ASTM International and CSA Group on May 20 signed an agreement to develop a joint biomass supply chain risk standard, a move that could tighten how biodiesel, renewable diesel and SAF buyers screen feedstock sourcing. The standard is set for public review in fall 2026 and publication in early 2027, with a second phase planned to build a biomass risk rating framework.

The effort lands as producers, lenders and fuel buyers are being asked to prove where feedstocks came from, how they were handled and whether sourcing can withstand scrutiny from regulators and sustainability auditors. ASTM said the new standard is the first phase of a two-phase process, while CSA Group said the work is meant to support project developers, biomass manufacturers, investors, lenders and other market participants involved in planning, development and financing.

CSA’s existing W209 standard, which was published as a National Standard of Canada, already covers supplier risk, competitor risk, supply chain risk, feedstock quality risk, feedstock scale-up risk and internal organizational risk. Its scope runs from harvest point to plant gate.

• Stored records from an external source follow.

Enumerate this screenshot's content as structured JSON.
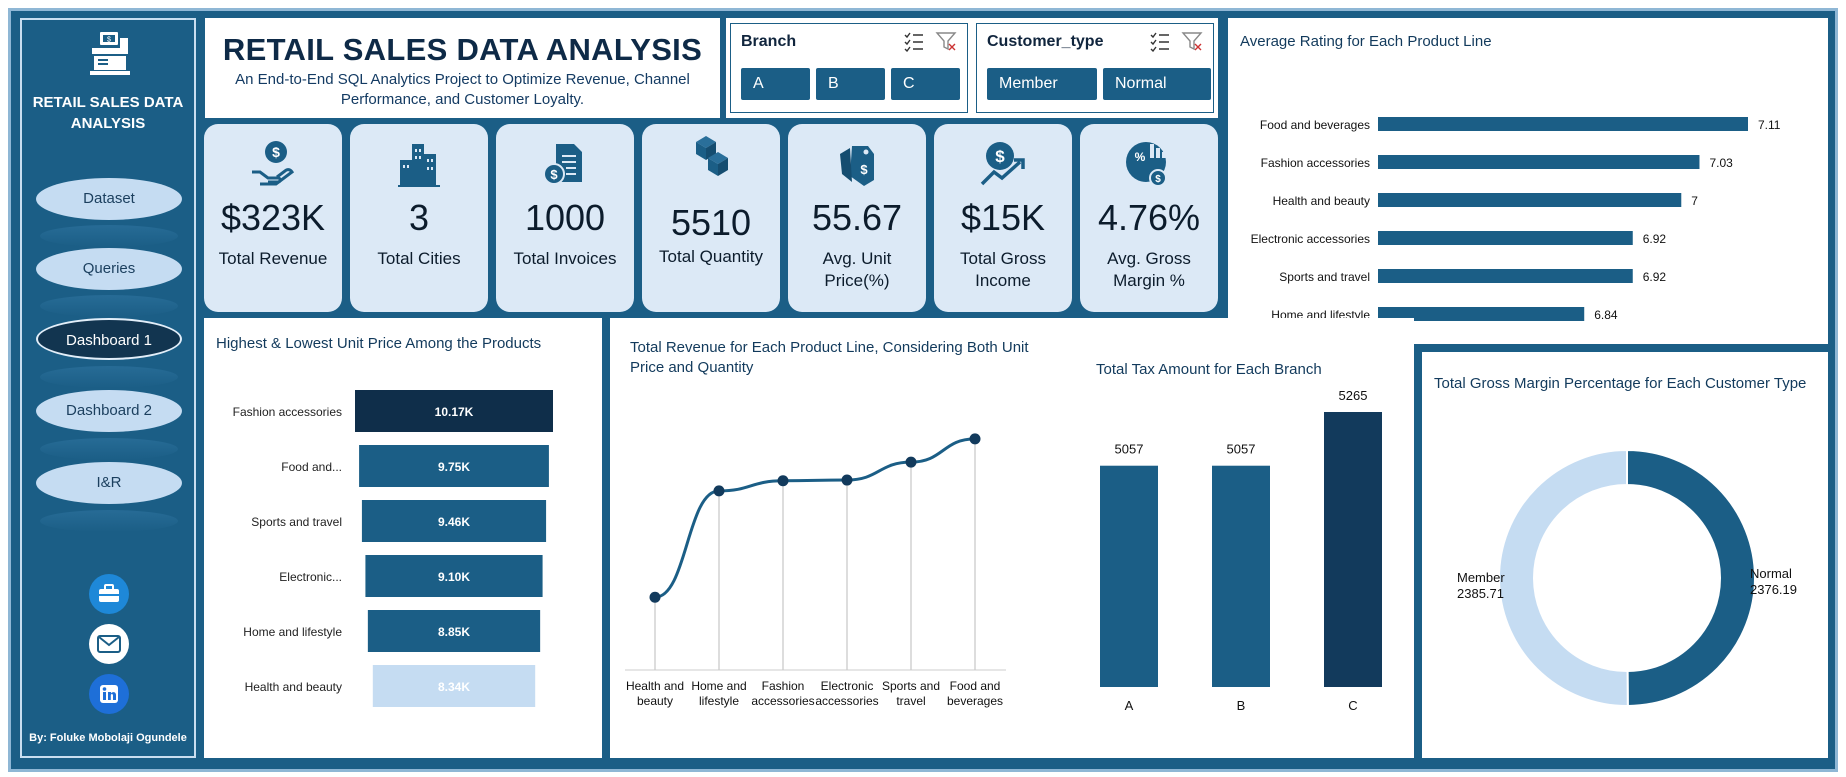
{
  "sidebar": {
    "title": "RETAIL SALES DATA ANALYSIS",
    "nav": [
      "Dataset",
      "Queries",
      "Dashboard 1",
      "Dashboard 2",
      "I&R"
    ],
    "active": "Dashboard 1",
    "byline": "By: Foluke Mobolaji Ogundele",
    "social": [
      "briefcase-icon",
      "mail-icon",
      "linkedin-icon"
    ]
  },
  "header": {
    "title": "RETAIL SALES DATA ANALYSIS",
    "subtitle": "An End-to-End SQL Analytics Project to Optimize Revenue, Channel Performance, and Customer Loyalty."
  },
  "slicers": {
    "branch": {
      "title": "Branch",
      "options": [
        "A",
        "B",
        "C"
      ]
    },
    "customer_type": {
      "title": "Customer_type",
      "options": [
        "Member",
        "Normal"
      ]
    }
  },
  "kpis": [
    {
      "icon": "revenue-icon",
      "value": "$323K",
      "label": "Total Revenue"
    },
    {
      "icon": "cities-icon",
      "value": "3",
      "label": "Total Cities"
    },
    {
      "icon": "invoice-icon",
      "value": "1000",
      "label": "Total Invoices"
    },
    {
      "icon": "boxes-icon",
      "value": "5510",
      "label": "Total Quantity"
    },
    {
      "icon": "price-tag-icon",
      "value": "55.67",
      "label": "Avg. Unit Price(%)"
    },
    {
      "icon": "growth-icon",
      "value": "$15K",
      "label": "Total Gross Income"
    },
    {
      "icon": "margin-pie-icon",
      "value": "4.76%",
      "label": "Avg. Gross Margin %"
    }
  ],
  "colors": {
    "dark_blue": "#1b5e86",
    "navy": "#0f2e4a",
    "light_blue": "#c5dcf2",
    "panel_light": "#dce9f6"
  },
  "chart_data": [
    {
      "type": "bar",
      "orientation": "horizontal",
      "title": "Average Rating for Each Product Line",
      "categories": [
        "Food and beverages",
        "Fashion accessories",
        "Health and beauty",
        "Electronic accessories",
        "Sports and travel",
        "Home and lifestyle"
      ],
      "values": [
        7.11,
        7.03,
        7,
        6.92,
        6.92,
        6.84
      ],
      "value_labels": [
        "7.11",
        "7.03",
        "7",
        "6.92",
        "6.92",
        "6.84"
      ]
    },
    {
      "type": "bar",
      "orientation": "horizontal",
      "style": "funnel",
      "title": "Highest & Lowest Unit Price Among the Products",
      "categories": [
        "Fashion accessories",
        "Food and...",
        "Sports and travel",
        "Electronic...",
        "Home and lifestyle",
        "Health and beauty"
      ],
      "values": [
        10170,
        9750,
        9460,
        9100,
        8850,
        8340
      ],
      "value_labels": [
        "10.17K",
        "9.75K",
        "9.46K",
        "9.10K",
        "8.85K",
        "8.34K"
      ]
    },
    {
      "type": "line",
      "title": "Total Revenue for Each Product Line, Considering Both Unit Price and Quantity",
      "categories": [
        "Health and beauty",
        "Home and lifestyle",
        "Fashion accessories",
        "Electronic accessories",
        "Sports and travel",
        "Food and beverages"
      ],
      "values": [
        49193,
        53862,
        54306,
        54337,
        55123,
        56145
      ],
      "ylim": [
        46000,
        57500
      ]
    },
    {
      "type": "bar",
      "title": "Total Tax Amount for Each Branch",
      "categories": [
        "A",
        "B",
        "C"
      ],
      "values": [
        5057,
        5057,
        5265
      ],
      "value_labels": [
        "5057",
        "5057",
        "5265"
      ]
    },
    {
      "type": "pie",
      "style": "donut",
      "title": "Total Gross Margin Percentage for Each Customer Type",
      "categories": [
        "Normal",
        "Member"
      ],
      "values": [
        2376.19,
        2385.71
      ],
      "value_labels": [
        "2376.19",
        "2385.71"
      ]
    }
  ]
}
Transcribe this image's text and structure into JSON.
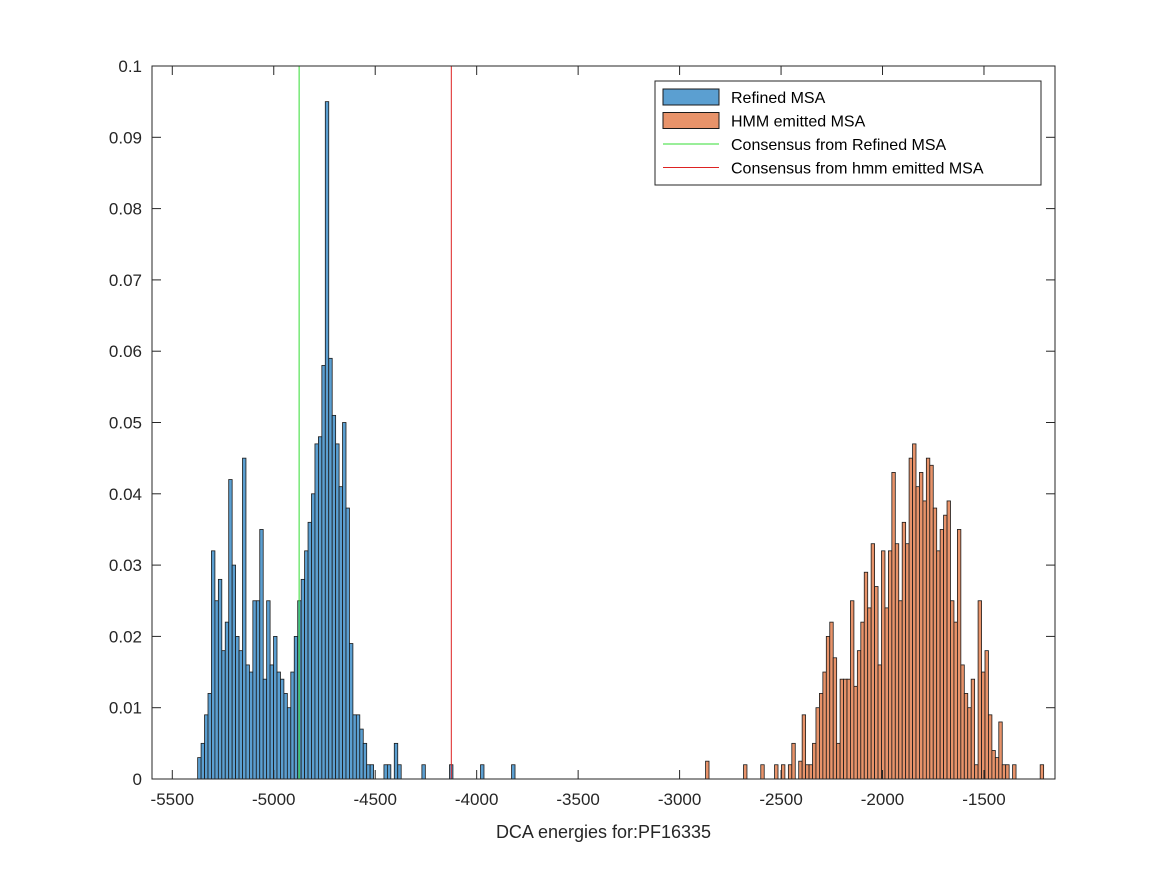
{
  "chart_data": {
    "type": "bar",
    "subtype": "histogram",
    "xlabel": "DCA energies for:PF16335",
    "ylabel": "",
    "title": "",
    "xlim": [
      -5600,
      -1150
    ],
    "ylim": [
      0,
      0.1
    ],
    "xticks": [
      -5500,
      -5000,
      -4500,
      -4000,
      -3500,
      -3000,
      -2500,
      -2000,
      -1500
    ],
    "xtick_labels": [
      "-5500",
      "-5000",
      "-4500",
      "-4000",
      "-3500",
      "-3000",
      "-2500",
      "-2000",
      "-1500"
    ],
    "yticks": [
      0,
      0.01,
      0.02,
      0.03,
      0.04,
      0.05,
      0.06,
      0.07,
      0.08,
      0.09,
      0.1
    ],
    "ytick_labels": [
      "0",
      "0.01",
      "0.02",
      "0.03",
      "0.04",
      "0.05",
      "0.06",
      "0.07",
      "0.08",
      "0.09",
      "0.1"
    ],
    "grid": false,
    "legend_position": "top-right",
    "series": [
      {
        "name": "Refined MSA",
        "kind": "histogram",
        "color": "#5b9fd1",
        "bin_start": -5375,
        "bin_width": 17,
        "values": [
          0.003,
          0.005,
          0.009,
          0.012,
          0.032,
          0.025,
          0.028,
          0.018,
          0.022,
          0.042,
          0.03,
          0.02,
          0.018,
          0.045,
          0.016,
          0.015,
          0.025,
          0.025,
          0.035,
          0.014,
          0.025,
          0.016,
          0.02,
          0.015,
          0.014,
          0.012,
          0.01,
          0.015,
          0.02,
          0.025,
          0.028,
          0.032,
          0.036,
          0.04,
          0.047,
          0.048,
          0.058,
          0.095,
          0.059,
          0.051,
          0.047,
          0.041,
          0.05,
          0.038,
          0.019,
          0.009,
          0.009,
          0.007,
          0.005,
          0.002,
          0.002,
          0,
          0,
          0,
          0.002,
          0.002,
          0,
          0.005,
          0.002,
          0,
          0,
          0,
          0,
          0,
          0,
          0.002,
          0,
          0,
          0,
          0,
          0,
          0,
          0,
          0.002,
          0,
          0,
          0,
          0,
          0,
          0,
          0,
          0,
          0.002,
          0,
          0,
          0,
          0,
          0,
          0,
          0,
          0,
          0.002
        ]
      },
      {
        "name": "HMM emitted MSA",
        "kind": "histogram",
        "color": "#e8936a",
        "bin_start": -2872,
        "bin_width": 17,
        "values": [
          0.0025,
          0,
          0,
          0,
          0,
          0,
          0,
          0,
          0,
          0,
          0,
          0.002,
          0,
          0,
          0,
          0,
          0.002,
          0,
          0,
          0,
          0.002,
          0,
          0.002,
          0,
          0.002,
          0.005,
          0,
          0.0025,
          0.009,
          0.002,
          0.002,
          0.005,
          0.01,
          0.012,
          0.015,
          0.02,
          0.022,
          0.017,
          0.005,
          0.014,
          0.014,
          0.014,
          0.025,
          0.013,
          0.018,
          0.022,
          0.029,
          0.024,
          0.033,
          0.027,
          0.016,
          0.032,
          0.024,
          0.032,
          0.043,
          0.033,
          0.025,
          0.036,
          0.033,
          0.045,
          0.047,
          0.041,
          0.043,
          0.039,
          0.045,
          0.044,
          0.038,
          0.032,
          0.035,
          0.037,
          0.039,
          0.025,
          0.022,
          0.035,
          0.016,
          0.012,
          0.01,
          0.014,
          0.002,
          0.025,
          0.015,
          0.018,
          0.009,
          0.004,
          0.003,
          0.008,
          0.002,
          0.002,
          0,
          0.002,
          0,
          0,
          0,
          0,
          0,
          0,
          0,
          0.002
        ]
      },
      {
        "name": "Consensus from Refined MSA",
        "kind": "vline",
        "color": "#33dd33",
        "x": -4875
      },
      {
        "name": "Consensus from hmm emitted MSA",
        "kind": "vline",
        "color": "#dd2222",
        "x": -4125
      }
    ]
  }
}
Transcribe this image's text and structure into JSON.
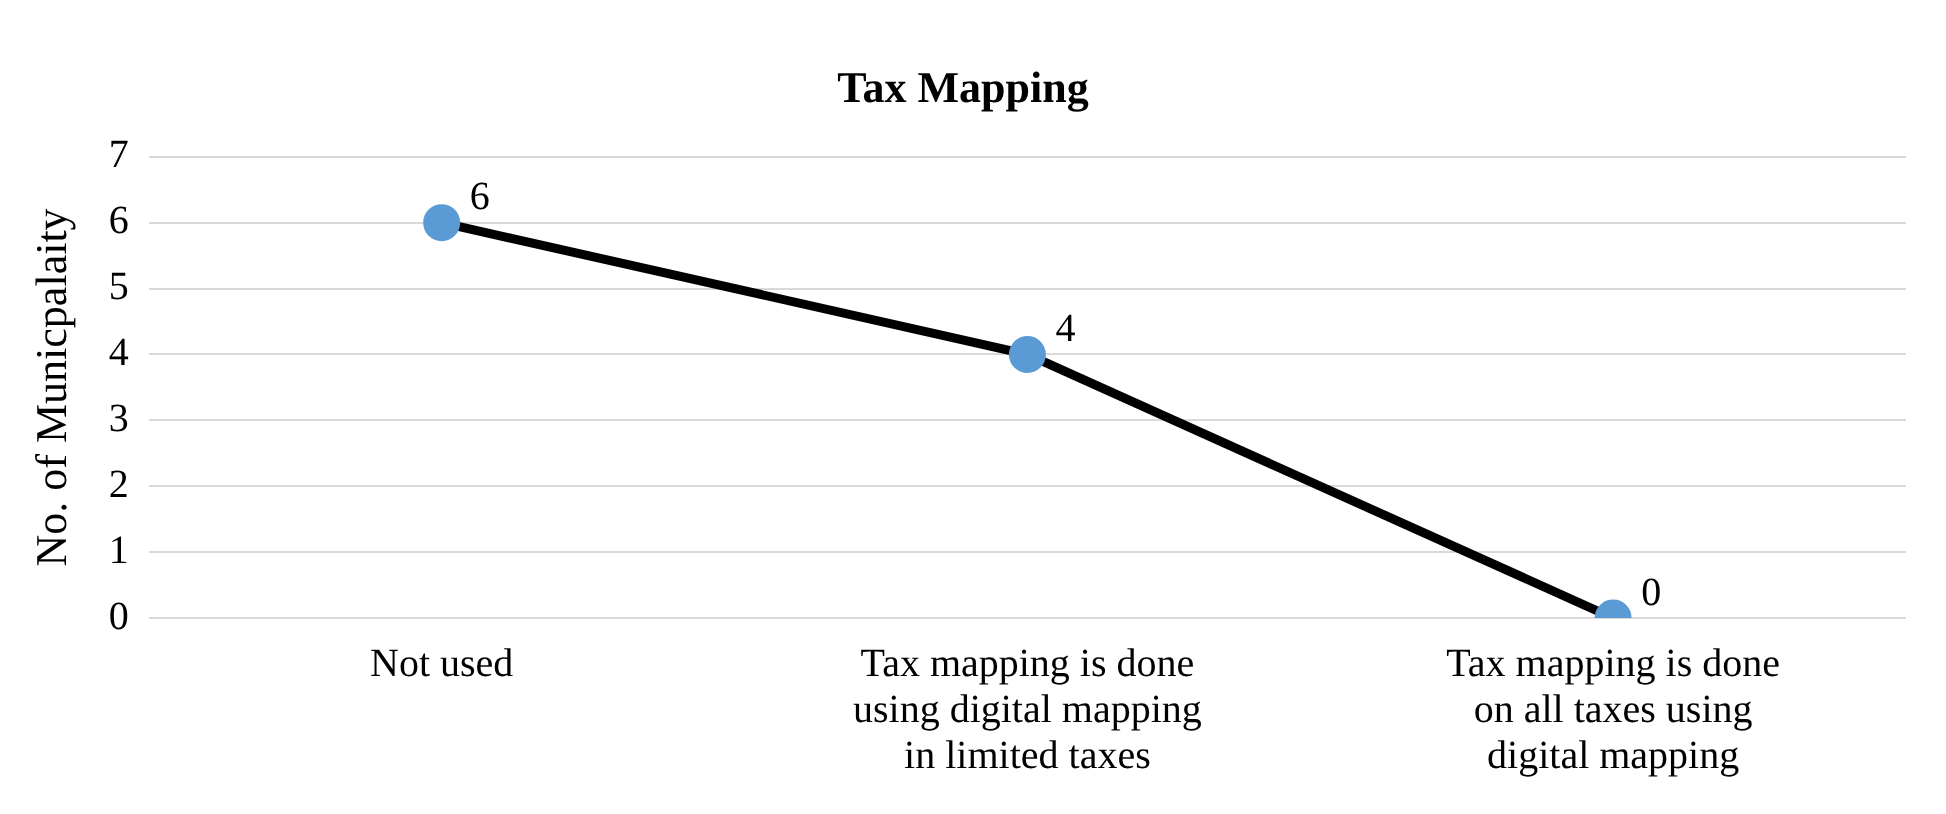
{
  "chart_data": {
    "type": "line",
    "title": "Tax Mapping",
    "ylabel": "No. of Municpalaity",
    "categories": [
      "Not used",
      "Tax mapping is done using digital mapping in limited taxes",
      "Tax mapping is done on all taxes using digital mapping"
    ],
    "series": [
      {
        "color": "#000000",
        "colors": [
          "#5b9bd5",
          "#5b9bd5",
          "#5b9bd5"
        ],
        "values": [
          6,
          4,
          0
        ]
      }
    ],
    "ylim": [
      0,
      7
    ],
    "yticks": [
      0,
      1,
      2,
      3,
      4,
      5,
      6,
      7
    ],
    "grid": "y",
    "legend": false,
    "marker": "circle",
    "line_style": "solid",
    "data_labels": true
  }
}
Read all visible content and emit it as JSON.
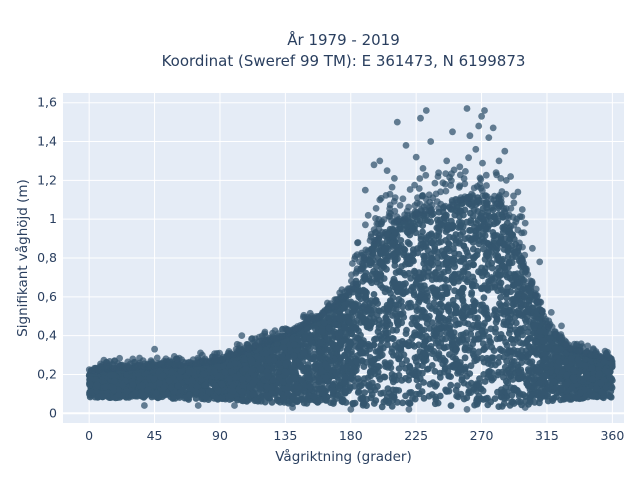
{
  "chart_data": {
    "type": "scatter",
    "title_line1": "År 1979 - 2019",
    "title_line2": "Koordinat (Sweref 99 TM): E 361473, N 6199873",
    "xlabel": "Vågriktning (grader)",
    "ylabel": "Signifikant våghöjd (m)",
    "xlim": [
      -18,
      368
    ],
    "ylim": [
      -0.05,
      1.65
    ],
    "x_ticks": [
      0,
      45,
      90,
      135,
      180,
      225,
      270,
      315,
      360
    ],
    "x_tick_labels": [
      "0",
      "45",
      "90",
      "135",
      "180",
      "225",
      "270",
      "315",
      "360"
    ],
    "y_ticks": [
      0,
      0.2,
      0.4,
      0.6,
      0.8,
      1.0,
      1.2,
      1.4,
      1.6
    ],
    "y_tick_labels": [
      "0",
      "0,2",
      "0,4",
      "0,6",
      "0,8",
      "1",
      "1,2",
      "1,4",
      "1,6"
    ],
    "grid": true,
    "marker_color": "#34566f",
    "plot_bg": "#e5ecf6",
    "envelope": {
      "x": [
        0,
        20,
        45,
        70,
        90,
        110,
        135,
        160,
        180,
        195,
        210,
        225,
        240,
        255,
        270,
        285,
        300,
        315,
        330,
        345,
        360
      ],
      "upper": [
        0.22,
        0.23,
        0.24,
        0.25,
        0.27,
        0.33,
        0.4,
        0.5,
        0.62,
        0.88,
        0.98,
        1.02,
        1.05,
        1.08,
        1.12,
        1.05,
        0.75,
        0.45,
        0.33,
        0.3,
        0.28
      ],
      "lower": [
        0.08,
        0.08,
        0.08,
        0.07,
        0.07,
        0.06,
        0.05,
        0.05,
        0.04,
        0.03,
        0.03,
        0.03,
        0.03,
        0.03,
        0.03,
        0.03,
        0.04,
        0.06,
        0.07,
        0.08,
        0.08
      ]
    },
    "outliers": [
      [
        30,
        0.28
      ],
      [
        45,
        0.33
      ],
      [
        60,
        0.28
      ],
      [
        85,
        0.29
      ],
      [
        105,
        0.4
      ],
      [
        130,
        0.41
      ],
      [
        150,
        0.48
      ],
      [
        170,
        0.55
      ],
      [
        185,
        0.88
      ],
      [
        192,
        1.02
      ],
      [
        196,
        1.28
      ],
      [
        200,
        1.3
      ],
      [
        205,
        1.25
      ],
      [
        210,
        1.21
      ],
      [
        212,
        1.5
      ],
      [
        218,
        1.38
      ],
      [
        225,
        1.32
      ],
      [
        228,
        1.52
      ],
      [
        232,
        1.56
      ],
      [
        240,
        1.22
      ],
      [
        246,
        1.3
      ],
      [
        250,
        1.45
      ],
      [
        255,
        1.27
      ],
      [
        260,
        1.57
      ],
      [
        262,
        1.43
      ],
      [
        266,
        1.36
      ],
      [
        270,
        1.53
      ],
      [
        272,
        1.56
      ],
      [
        275,
        1.42
      ],
      [
        278,
        1.47
      ],
      [
        282,
        1.3
      ],
      [
        286,
        1.35
      ],
      [
        290,
        1.22
      ],
      [
        295,
        1.14
      ],
      [
        300,
        0.98
      ],
      [
        305,
        0.85
      ],
      [
        310,
        0.78
      ],
      [
        318,
        0.52
      ],
      [
        325,
        0.45
      ],
      [
        335,
        0.35
      ],
      [
        345,
        0.3
      ],
      [
        355,
        0.32
      ],
      [
        75,
        0.04
      ],
      [
        100,
        0.04
      ],
      [
        140,
        0.03
      ],
      [
        180,
        0.02
      ],
      [
        220,
        0.02
      ],
      [
        260,
        0.02
      ],
      [
        300,
        0.03
      ],
      [
        38,
        0.04
      ],
      [
        190,
        1.15
      ],
      [
        200,
        1.1
      ],
      [
        235,
        1.4
      ],
      [
        245,
        1.18
      ],
      [
        255,
        1.1
      ],
      [
        268,
        1.48
      ],
      [
        280,
        1.24
      ],
      [
        287,
        1.2
      ],
      [
        292,
        1.12
      ],
      [
        298,
        1.05
      ]
    ]
  }
}
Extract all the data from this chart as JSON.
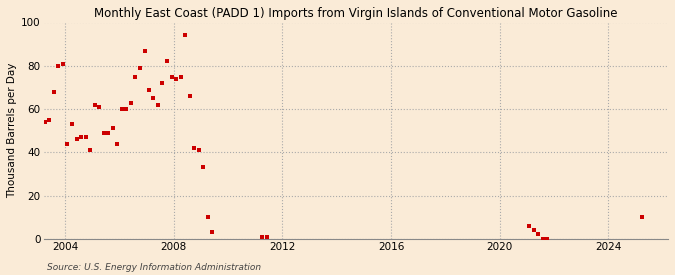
{
  "title": "Monthly East Coast (PADD 1) Imports from Virgin Islands of Conventional Motor Gasoline",
  "ylabel": "Thousand Barrels per Day",
  "source": "Source: U.S. Energy Information Administration",
  "background_color": "#faebd7",
  "dot_color": "#cc0000",
  "xlim": [
    2003.2,
    2026.2
  ],
  "ylim": [
    0,
    100
  ],
  "xticks": [
    2004,
    2008,
    2012,
    2016,
    2020,
    2024
  ],
  "yticks": [
    0,
    20,
    40,
    60,
    80,
    100
  ],
  "data_x": [
    2003.25,
    2003.42,
    2003.58,
    2003.75,
    2003.92,
    2004.08,
    2004.25,
    2004.42,
    2004.58,
    2004.75,
    2004.92,
    2005.08,
    2005.25,
    2005.42,
    2005.58,
    2005.75,
    2005.92,
    2006.08,
    2006.25,
    2006.42,
    2006.58,
    2006.75,
    2006.92,
    2007.08,
    2007.25,
    2007.42,
    2007.58,
    2007.75,
    2007.92,
    2008.08,
    2008.25,
    2008.42,
    2008.58,
    2008.75,
    2008.92,
    2009.08,
    2009.25,
    2009.42,
    2011.25,
    2011.42,
    2021.08,
    2021.25,
    2021.42,
    2021.58,
    2021.75,
    2025.25
  ],
  "data_y": [
    54,
    55,
    68,
    80,
    81,
    44,
    53,
    46,
    47,
    47,
    41,
    62,
    61,
    49,
    49,
    51,
    44,
    60,
    60,
    63,
    75,
    79,
    87,
    69,
    65,
    62,
    72,
    82,
    75,
    74,
    75,
    94,
    66,
    42,
    41,
    33,
    10,
    3,
    1,
    1,
    6,
    4,
    2,
    0,
    0,
    10
  ]
}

The Standards Council of Canada said the update is intended to align the standard with industry best practices and to publish it jointly with ASTM to broaden reach and use across jurisdictions.

ASTM said the joint work builds on CSA W209 and is designed to extend its use and impact across North America and internationally. CSA Group said the standard is also intended to help inform site selection, investment decisions and third-party assessments, a point that could matter for developers trying to compare used cooking oil, animal fats, crop oils, residues and other biomass inputs under one framework.

AI-generated illustration
AI-generated illustration

Ecostrat said the biomass supply chain risk standards were shaped by more than 150 industry stakeholders, including financial institutions, capital providers, operators, developers, feedstock producers, industry groups and academics. Ecostrat also said the work was funded in the United States by the U.S. Department of Energy Bioenergy Technologies Office and in Canada by Natural Resources Canada and Ecostrat, and that the standards formed the basis for CSA W209:21, published in the first quarter of 2021.

Ecostrat and the BDO Zone Initiative welcomed the ASTM-CSA collaboration as a milestone for North America’s bioeconomy, saying broader adoption of standardized biomass supply-chain and regional readiness assessments could help capital markets, governments and rural economic development organizations. If the new standard is widely adopted, it could make supplier screening more uniform for biogas, renewable diesel and SAF projects, while also setting a higher bar for documentation in cross-border biomass trade.